Uff – es scheint, die Geister scheiden sich. Eine Wasserscheide sozusagen.
)
Nee, mal im Ernst. Ich war sehr erstaunt, solch ausführliche Kommentare zu bekommen. Der Text – nun – in ihm steckt wieder mal ein Versuch, so etwas wie Lyrik zu schreiben. Aus meiner Einstellung: „Ich mag keine Lyrik“ ist nämlich zumindest schon ein „Ich versteh nüscht davon“ geworden. Vielleicht wird auch mal mehr daraus. Diesmal hat es sogar Spaß gemacht. Warum? Man ist verhältnismäßig schnell fertig. ;-)
Doch nun zu euch:
@ lap
Also – ich da mal in der Bekanntschaft nachgefragt – keiner kannte den Tobel. Ok – da muss halt etwas anderes her. Der 15-bändige Bertelsmann übersetzt es mit „enge Bachschlucht“. Außerdem ist das ein Begriff aus dem Wasserbau – da haben sich wohl Beruf und Freizeitdichterei vermengt. Gleiches gilt für „mäandrieren“ und „sedimentieren“. Ich schmeiß das raus.

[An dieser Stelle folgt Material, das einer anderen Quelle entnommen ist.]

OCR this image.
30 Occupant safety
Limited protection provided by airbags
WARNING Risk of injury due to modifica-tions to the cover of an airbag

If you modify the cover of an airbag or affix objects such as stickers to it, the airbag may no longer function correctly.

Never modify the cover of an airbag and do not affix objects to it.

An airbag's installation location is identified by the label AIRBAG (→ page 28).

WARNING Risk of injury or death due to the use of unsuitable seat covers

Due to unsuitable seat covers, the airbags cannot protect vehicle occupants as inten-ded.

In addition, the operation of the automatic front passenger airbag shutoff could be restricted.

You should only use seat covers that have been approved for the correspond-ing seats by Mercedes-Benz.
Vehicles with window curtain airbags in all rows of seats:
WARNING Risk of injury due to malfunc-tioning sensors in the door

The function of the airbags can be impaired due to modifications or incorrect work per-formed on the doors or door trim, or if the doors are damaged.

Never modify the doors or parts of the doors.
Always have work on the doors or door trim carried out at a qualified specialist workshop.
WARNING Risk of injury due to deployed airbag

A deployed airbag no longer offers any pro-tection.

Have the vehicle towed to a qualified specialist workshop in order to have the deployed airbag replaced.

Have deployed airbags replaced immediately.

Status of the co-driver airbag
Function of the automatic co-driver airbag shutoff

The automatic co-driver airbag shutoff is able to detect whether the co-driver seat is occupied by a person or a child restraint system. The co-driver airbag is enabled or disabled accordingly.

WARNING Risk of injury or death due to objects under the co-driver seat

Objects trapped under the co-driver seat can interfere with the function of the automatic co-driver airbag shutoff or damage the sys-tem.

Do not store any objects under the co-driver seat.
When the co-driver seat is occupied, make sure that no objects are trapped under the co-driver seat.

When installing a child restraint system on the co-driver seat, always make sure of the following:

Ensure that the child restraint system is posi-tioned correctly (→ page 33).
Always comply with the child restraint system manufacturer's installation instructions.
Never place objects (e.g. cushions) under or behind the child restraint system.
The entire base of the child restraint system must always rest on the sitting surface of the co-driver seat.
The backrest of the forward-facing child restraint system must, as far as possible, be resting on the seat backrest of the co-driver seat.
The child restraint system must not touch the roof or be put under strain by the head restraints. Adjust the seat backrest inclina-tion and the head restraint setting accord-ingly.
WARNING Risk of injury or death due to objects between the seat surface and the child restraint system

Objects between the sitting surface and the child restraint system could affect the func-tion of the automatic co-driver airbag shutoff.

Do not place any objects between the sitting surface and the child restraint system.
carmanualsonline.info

Wer inmitten von Wasser lebt, kann offensichtlich sehr präzise Liebe mit den unterschiedlichsten Gewässerformen vergleichen
Ich habe es zumindest versucht.
Allerdings bringt der starre Aufbau auch eine starke Kühle mit sich. Der Text ist unpersönlich, fast wie eine philosophische These, ein Monolog, gehalten an der Mündung ins Meer
Du hast Recht. Das war zwar nicht geplant, aber es hat sich so ergeben. „Unpersönlich“ – das ist treffend. Oder doch nicht? Liebe ist nichts Beständiges (jetzt heulen alle Verliebten auf). Ein wenig kann man sie mit der Lebendigkeit des Wassers vergleichen. Der Bach, der Fluss, der Strom, selbst den See – alles schon erlebt. Vielleicht war der Altarm eine Vorahnung?
@ Venus
Die "starre" Form entgegnet dem überschwänglichen Gefühl. Und andersrum. Hier ist beides offensichtlich dargestellt. Wie im wahren Leben eben auch. Das eine geht nicht ohne das andere.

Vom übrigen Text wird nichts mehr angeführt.